Thanks folks, the combination of your feedback and my own musings has got me 'thinking aloud':
Getting long, accurate delays is trivial in assembler, but a compiled language introduces all sorts of unknown delays… I did think of cascading a microsecond and millisecond delay or working directly with interrupts.
Then I did some calculations and realised my existing gearing is about five times to coarse and ideally should be even finer.

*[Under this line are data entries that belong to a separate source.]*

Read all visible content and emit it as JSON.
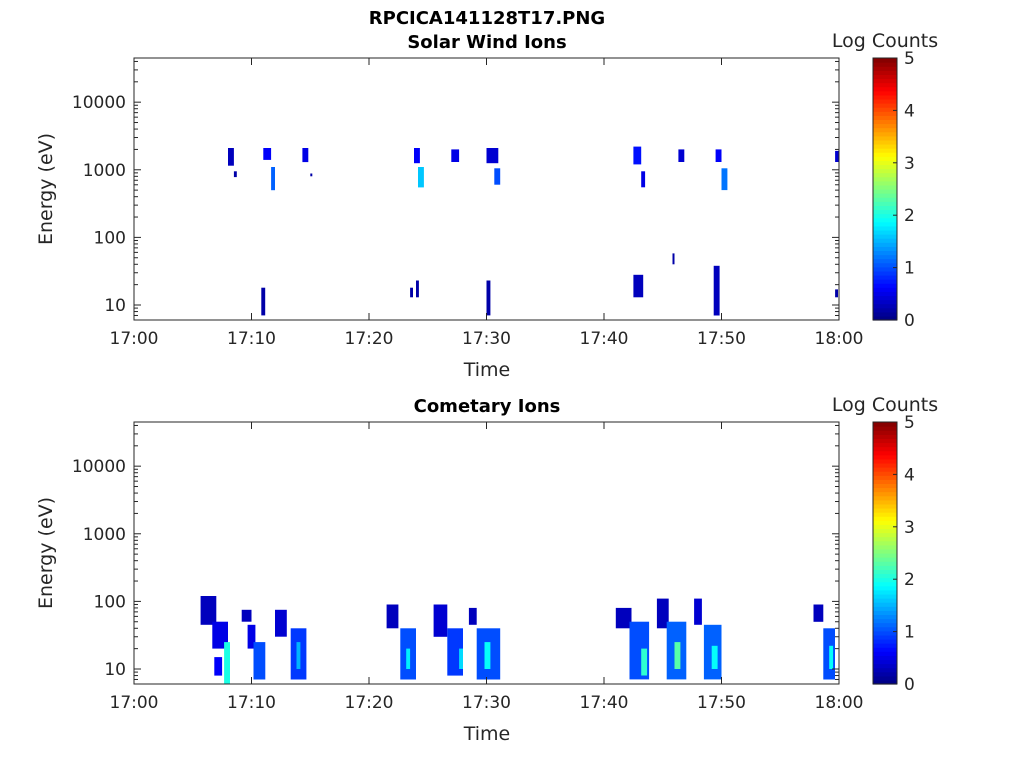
{
  "figure_title": "RPCICA141128T17.PNG",
  "colorbar": {
    "label": "Log Counts",
    "ticks": [
      "0",
      "1",
      "2",
      "3",
      "4",
      "5"
    ],
    "range": [
      0,
      5
    ],
    "colormap": "jet"
  },
  "chart_data": [
    {
      "type": "heatmap",
      "title": "Solar Wind Ions",
      "xlabel": "Time",
      "ylabel": "Energy (eV)",
      "x_ticks": [
        "17:00",
        "17:10",
        "17:20",
        "17:30",
        "17:40",
        "17:50",
        "18:00"
      ],
      "xlim": [
        "17:00",
        "18:00"
      ],
      "y_scale": "log",
      "y_ticks": [
        "10",
        "100",
        "1000",
        "10000"
      ],
      "ylim": [
        6,
        45000
      ],
      "cells": [
        {
          "t0": "17:08:00",
          "t1": "17:08:30",
          "e0": 1150,
          "e1": 2100,
          "v": 0.3
        },
        {
          "t0": "17:08:30",
          "t1": "17:08:45",
          "e0": 780,
          "e1": 950,
          "v": 0.2
        },
        {
          "t0": "17:11:00",
          "t1": "17:11:40",
          "e0": 1400,
          "e1": 2100,
          "v": 0.6
        },
        {
          "t0": "17:11:40",
          "t1": "17:12:00",
          "e0": 500,
          "e1": 1100,
          "v": 1.1
        },
        {
          "t0": "17:14:20",
          "t1": "17:14:50",
          "e0": 1300,
          "e1": 2100,
          "v": 0.5
        },
        {
          "t0": "17:15:00",
          "t1": "17:15:10",
          "e0": 800,
          "e1": 880,
          "v": 0.2
        },
        {
          "t0": "17:23:50",
          "t1": "17:24:20",
          "e0": 1250,
          "e1": 2100,
          "v": 0.6
        },
        {
          "t0": "17:24:10",
          "t1": "17:24:40",
          "e0": 550,
          "e1": 1100,
          "v": 1.6
        },
        {
          "t0": "17:27:00",
          "t1": "17:27:40",
          "e0": 1300,
          "e1": 2000,
          "v": 0.5
        },
        {
          "t0": "17:30:00",
          "t1": "17:31:00",
          "e0": 1250,
          "e1": 2100,
          "v": 0.4
        },
        {
          "t0": "17:30:40",
          "t1": "17:31:10",
          "e0": 600,
          "e1": 1050,
          "v": 1.0
        },
        {
          "t0": "17:42:30",
          "t1": "17:43:10",
          "e0": 1200,
          "e1": 2200,
          "v": 0.7
        },
        {
          "t0": "17:43:10",
          "t1": "17:43:30",
          "e0": 550,
          "e1": 950,
          "v": 0.5
        },
        {
          "t0": "17:46:20",
          "t1": "17:46:50",
          "e0": 1300,
          "e1": 2000,
          "v": 0.4
        },
        {
          "t0": "17:49:30",
          "t1": "17:50:00",
          "e0": 1300,
          "e1": 2000,
          "v": 0.6
        },
        {
          "t0": "17:50:00",
          "t1": "17:50:30",
          "e0": 500,
          "e1": 1050,
          "v": 1.2
        },
        {
          "t0": "17:59:40",
          "t1": "18:00:00",
          "e0": 1300,
          "e1": 1900,
          "v": 0.4
        },
        {
          "t0": "17:10:50",
          "t1": "17:11:10",
          "e0": 7,
          "e1": 18,
          "v": 0.2
        },
        {
          "t0": "17:23:30",
          "t1": "17:23:45",
          "e0": 13,
          "e1": 18,
          "v": 0.2
        },
        {
          "t0": "17:24:00",
          "t1": "17:24:15",
          "e0": 13,
          "e1": 23,
          "v": 0.2
        },
        {
          "t0": "17:30:00",
          "t1": "17:30:20",
          "e0": 7,
          "e1": 23,
          "v": 0.2
        },
        {
          "t0": "17:42:30",
          "t1": "17:43:20",
          "e0": 13,
          "e1": 28,
          "v": 0.3
        },
        {
          "t0": "17:45:50",
          "t1": "17:46:00",
          "e0": 40,
          "e1": 58,
          "v": 0.2
        },
        {
          "t0": "17:49:20",
          "t1": "17:49:50",
          "e0": 7,
          "e1": 38,
          "v": 0.3
        },
        {
          "t0": "17:59:40",
          "t1": "17:59:55",
          "e0": 13,
          "e1": 17,
          "v": 0.2
        }
      ]
    },
    {
      "type": "heatmap",
      "title": "Cometary Ions",
      "xlabel": "Time",
      "ylabel": "Energy (eV)",
      "x_ticks": [
        "17:00",
        "17:10",
        "17:20",
        "17:30",
        "17:40",
        "17:50",
        "18:00"
      ],
      "xlim": [
        "17:00",
        "18:00"
      ],
      "y_scale": "log",
      "y_ticks": [
        "10",
        "100",
        "1000",
        "10000"
      ],
      "ylim": [
        6,
        45000
      ],
      "cells": [
        {
          "t0": "17:05:40",
          "t1": "17:07:00",
          "e0": 45,
          "e1": 120,
          "v": 0.3
        },
        {
          "t0": "17:06:40",
          "t1": "17:08:00",
          "e0": 20,
          "e1": 50,
          "v": 0.5
        },
        {
          "t0": "17:07:40",
          "t1": "17:08:10",
          "e0": 6,
          "e1": 25,
          "v": 2.0
        },
        {
          "t0": "17:06:50",
          "t1": "17:07:30",
          "e0": 8,
          "e1": 15,
          "v": 0.6
        },
        {
          "t0": "17:09:10",
          "t1": "17:10:00",
          "e0": 50,
          "e1": 75,
          "v": 0.3
        },
        {
          "t0": "17:09:40",
          "t1": "17:10:20",
          "e0": 20,
          "e1": 45,
          "v": 0.5
        },
        {
          "t0": "17:10:10",
          "t1": "17:11:10",
          "e0": 7,
          "e1": 25,
          "v": 1.0
        },
        {
          "t0": "17:12:00",
          "t1": "17:13:00",
          "e0": 30,
          "e1": 75,
          "v": 0.4
        },
        {
          "t0": "17:13:20",
          "t1": "17:14:40",
          "e0": 7,
          "e1": 40,
          "v": 0.9
        },
        {
          "t0": "17:13:50",
          "t1": "17:14:10",
          "e0": 10,
          "e1": 25,
          "v": 1.5
        },
        {
          "t0": "17:21:30",
          "t1": "17:22:30",
          "e0": 40,
          "e1": 90,
          "v": 0.3
        },
        {
          "t0": "17:22:40",
          "t1": "17:24:00",
          "e0": 7,
          "e1": 40,
          "v": 1.0
        },
        {
          "t0": "17:23:10",
          "t1": "17:23:30",
          "e0": 10,
          "e1": 20,
          "v": 1.8
        },
        {
          "t0": "17:25:30",
          "t1": "17:26:40",
          "e0": 30,
          "e1": 90,
          "v": 0.4
        },
        {
          "t0": "17:26:40",
          "t1": "17:28:00",
          "e0": 8,
          "e1": 40,
          "v": 0.9
        },
        {
          "t0": "17:27:40",
          "t1": "17:28:00",
          "e0": 10,
          "e1": 20,
          "v": 1.7
        },
        {
          "t0": "17:28:30",
          "t1": "17:29:10",
          "e0": 45,
          "e1": 80,
          "v": 0.3
        },
        {
          "t0": "17:29:10",
          "t1": "17:31:10",
          "e0": 7,
          "e1": 40,
          "v": 1.0
        },
        {
          "t0": "17:29:50",
          "t1": "17:30:20",
          "e0": 10,
          "e1": 25,
          "v": 1.9
        },
        {
          "t0": "17:41:00",
          "t1": "17:42:20",
          "e0": 40,
          "e1": 80,
          "v": 0.3
        },
        {
          "t0": "17:42:10",
          "t1": "17:43:50",
          "e0": 7,
          "e1": 50,
          "v": 1.0
        },
        {
          "t0": "17:43:10",
          "t1": "17:43:40",
          "e0": 8,
          "e1": 20,
          "v": 2.1
        },
        {
          "t0": "17:44:30",
          "t1": "17:45:30",
          "e0": 40,
          "e1": 110,
          "v": 0.3
        },
        {
          "t0": "17:45:20",
          "t1": "17:47:00",
          "e0": 7,
          "e1": 50,
          "v": 1.1
        },
        {
          "t0": "17:46:00",
          "t1": "17:46:30",
          "e0": 10,
          "e1": 25,
          "v": 2.3
        },
        {
          "t0": "17:47:40",
          "t1": "17:48:20",
          "e0": 45,
          "e1": 110,
          "v": 0.4
        },
        {
          "t0": "17:48:30",
          "t1": "17:50:00",
          "e0": 7,
          "e1": 45,
          "v": 1.1
        },
        {
          "t0": "17:49:10",
          "t1": "17:49:40",
          "e0": 10,
          "e1": 22,
          "v": 1.9
        },
        {
          "t0": "17:57:50",
          "t1": "17:58:40",
          "e0": 50,
          "e1": 90,
          "v": 0.3
        },
        {
          "t0": "17:58:40",
          "t1": "17:59:40",
          "e0": 7,
          "e1": 40,
          "v": 1.0
        },
        {
          "t0": "17:59:10",
          "t1": "17:59:30",
          "e0": 10,
          "e1": 22,
          "v": 1.9
        }
      ]
    }
  ]
}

I've ordered a 20:1 worm and gear to slow my stepper down so the delay will be around 590ms.
This is in the awkward zone where 1ms may not be good enough resolution and still too long for delay microseconds.
I think two things will improve accuracy:
Polling micros() so I don't have to introduce any reset delay.
As short-term errors won't be critical, I can also hard code patterns to add an extra millisecond to approximate 0.1ms accuracy (sort of pseudo bressenham)
Say the base time is 250ms
590.0 ms = 590 ms ten times
590.1 ms = 591, 590, 590, 590, 590, 590, 590, 590, 590, 590
590.2 ms = 591, 590, 590, 590, 590, 591, 590, 590, 590, 590
590.3 ms = 591, 590, 590, 591, 590, 590, 590, 591, 590, 590
and so on…
I can store the delay * 10 and use this sort of approach (psuedocode)
ARRAY LOOKUP(9,9) {populated with the offsets]
Stored figure *10
Base delay = stored figure/10
Fractional delay = stored figure MOD 10
FOR N= 0 TO 9
DELAY(N) = Base delay + LOOKUP (fractional delay,N)
NEXT N
The actual delay process will be:
LOOP
IF MILLIS() < COUNT GOTO LOOP
COUNT = COUNT + DELAY(N)
N ++
IF N>9 N=0
{CHECK FOR BUTTON PRESSES/LIMIT SWITCH}
GOTO LOOP
The whole loop should last much less than 1ms to execute so I should get excellent 'granularity'
Let's hope the drive train can be sorted without too much trouble.